NEW FY2021 Peer - Supported Critical Incident Stress Management Spring Grant Solicitation

The Virginia Department of Criminal Justice Services (DCJS) is soliciting applications from nonprofit organizations to provide post-critical incident seminars and peer-supported critical incident stress management programs to law enforcement agencies and their staffs.

Approximately, $200,000 in additional funding is being made available for programs because of the budget passed by the General Assembly. NOTE: The final budget has not been signed by the Governor at the time of this release.  

Law enforcement professionals are exposed to considerable daily stress and frequent critical incidents that can result in significant health issues. Critical incidents are events that are outside the normal human experience and may include shootings, severe injury, child deaths, suicides, civil unrest, and others. Post-traumatic stress in law enforcement officers who respond to such incidents may often be a by-product of these events.
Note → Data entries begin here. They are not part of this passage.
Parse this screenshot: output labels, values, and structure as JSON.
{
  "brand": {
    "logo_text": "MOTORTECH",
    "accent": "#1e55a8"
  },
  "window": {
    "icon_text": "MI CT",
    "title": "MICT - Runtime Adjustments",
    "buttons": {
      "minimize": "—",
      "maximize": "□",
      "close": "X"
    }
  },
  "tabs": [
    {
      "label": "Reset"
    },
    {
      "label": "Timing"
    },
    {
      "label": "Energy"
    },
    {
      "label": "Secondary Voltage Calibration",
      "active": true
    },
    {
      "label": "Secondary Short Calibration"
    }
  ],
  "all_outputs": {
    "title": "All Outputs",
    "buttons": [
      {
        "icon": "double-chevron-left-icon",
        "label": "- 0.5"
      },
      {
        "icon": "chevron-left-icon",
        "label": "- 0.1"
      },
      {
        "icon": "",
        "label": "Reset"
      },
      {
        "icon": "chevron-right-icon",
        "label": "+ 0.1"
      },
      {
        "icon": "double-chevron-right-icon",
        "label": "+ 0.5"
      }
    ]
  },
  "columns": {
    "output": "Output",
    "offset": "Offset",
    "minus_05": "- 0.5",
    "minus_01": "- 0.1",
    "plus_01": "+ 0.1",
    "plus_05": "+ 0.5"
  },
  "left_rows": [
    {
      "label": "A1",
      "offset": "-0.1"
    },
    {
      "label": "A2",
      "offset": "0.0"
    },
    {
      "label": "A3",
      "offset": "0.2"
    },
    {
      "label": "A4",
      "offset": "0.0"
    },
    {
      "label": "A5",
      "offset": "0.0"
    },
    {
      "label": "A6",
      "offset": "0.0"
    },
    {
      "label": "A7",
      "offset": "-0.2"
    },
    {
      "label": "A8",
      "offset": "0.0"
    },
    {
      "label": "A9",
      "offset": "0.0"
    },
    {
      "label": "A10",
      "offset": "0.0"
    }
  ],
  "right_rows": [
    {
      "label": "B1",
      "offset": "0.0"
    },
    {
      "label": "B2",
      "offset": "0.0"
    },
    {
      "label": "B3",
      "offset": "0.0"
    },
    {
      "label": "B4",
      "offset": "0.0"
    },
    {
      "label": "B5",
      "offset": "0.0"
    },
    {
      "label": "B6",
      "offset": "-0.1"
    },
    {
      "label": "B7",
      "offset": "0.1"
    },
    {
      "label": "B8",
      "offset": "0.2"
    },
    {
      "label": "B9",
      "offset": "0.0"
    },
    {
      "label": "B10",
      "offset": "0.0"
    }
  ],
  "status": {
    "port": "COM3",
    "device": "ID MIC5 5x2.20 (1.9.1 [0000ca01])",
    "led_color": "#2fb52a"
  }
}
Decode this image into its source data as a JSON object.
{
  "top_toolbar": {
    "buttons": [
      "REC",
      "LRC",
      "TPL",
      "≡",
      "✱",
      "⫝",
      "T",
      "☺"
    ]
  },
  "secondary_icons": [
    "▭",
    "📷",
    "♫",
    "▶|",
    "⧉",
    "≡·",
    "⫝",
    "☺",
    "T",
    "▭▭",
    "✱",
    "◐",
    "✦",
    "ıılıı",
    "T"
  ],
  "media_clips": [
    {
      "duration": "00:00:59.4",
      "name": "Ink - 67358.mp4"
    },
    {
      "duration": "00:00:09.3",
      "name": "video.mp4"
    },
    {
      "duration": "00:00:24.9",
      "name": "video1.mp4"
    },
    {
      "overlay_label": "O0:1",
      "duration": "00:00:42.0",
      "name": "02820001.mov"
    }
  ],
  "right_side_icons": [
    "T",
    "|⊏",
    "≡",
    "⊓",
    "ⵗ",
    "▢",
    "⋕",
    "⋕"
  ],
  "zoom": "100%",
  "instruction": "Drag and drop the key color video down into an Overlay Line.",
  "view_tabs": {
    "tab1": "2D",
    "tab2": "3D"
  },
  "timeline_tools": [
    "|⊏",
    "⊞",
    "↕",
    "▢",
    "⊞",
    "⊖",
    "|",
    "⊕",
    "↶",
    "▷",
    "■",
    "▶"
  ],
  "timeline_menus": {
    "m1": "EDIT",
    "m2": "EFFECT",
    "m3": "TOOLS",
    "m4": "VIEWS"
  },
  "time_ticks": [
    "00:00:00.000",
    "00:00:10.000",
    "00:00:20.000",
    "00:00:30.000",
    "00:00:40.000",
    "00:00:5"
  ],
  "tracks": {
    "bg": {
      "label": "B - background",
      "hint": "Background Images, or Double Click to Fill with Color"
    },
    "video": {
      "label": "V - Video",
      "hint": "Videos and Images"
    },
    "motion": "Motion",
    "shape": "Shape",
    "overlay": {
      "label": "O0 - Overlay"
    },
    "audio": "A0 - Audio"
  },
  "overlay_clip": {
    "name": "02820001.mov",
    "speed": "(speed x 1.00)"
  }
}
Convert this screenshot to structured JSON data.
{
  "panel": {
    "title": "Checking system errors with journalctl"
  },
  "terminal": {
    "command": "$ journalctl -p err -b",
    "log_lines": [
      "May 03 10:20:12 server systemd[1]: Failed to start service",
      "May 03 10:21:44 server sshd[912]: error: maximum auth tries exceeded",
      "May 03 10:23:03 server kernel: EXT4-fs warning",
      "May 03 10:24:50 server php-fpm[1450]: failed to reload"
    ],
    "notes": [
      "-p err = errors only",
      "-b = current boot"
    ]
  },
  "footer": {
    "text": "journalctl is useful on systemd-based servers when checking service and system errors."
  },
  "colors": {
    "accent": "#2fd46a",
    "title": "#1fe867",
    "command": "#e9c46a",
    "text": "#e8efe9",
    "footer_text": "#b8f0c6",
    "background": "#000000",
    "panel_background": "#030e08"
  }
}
Law enforcement peer support programs are recognized as an effective approach to provide assistance to officers to help them address the stress and challenges of their profession. Peer support programs can provide more awareness training to officers, improve access to and increase the effectiveness of existing resources, and help officers overcome their reluctance to seek help. To be effective, peer support programs should make participants feel that they are free to share their experiences and struggles among an accepting and supportive audience.

Critical Incident Stress Management (CISM) is a method of helping first responders and others who have been involved in critical incidents who have become emotionally and/or physically affected by those incidents. CISM is a process that enables peers to help their peers understand problems that might occur after an event. This process also helps people prepare to continue to perform in their profession or in some cases return to a normal lifestyle.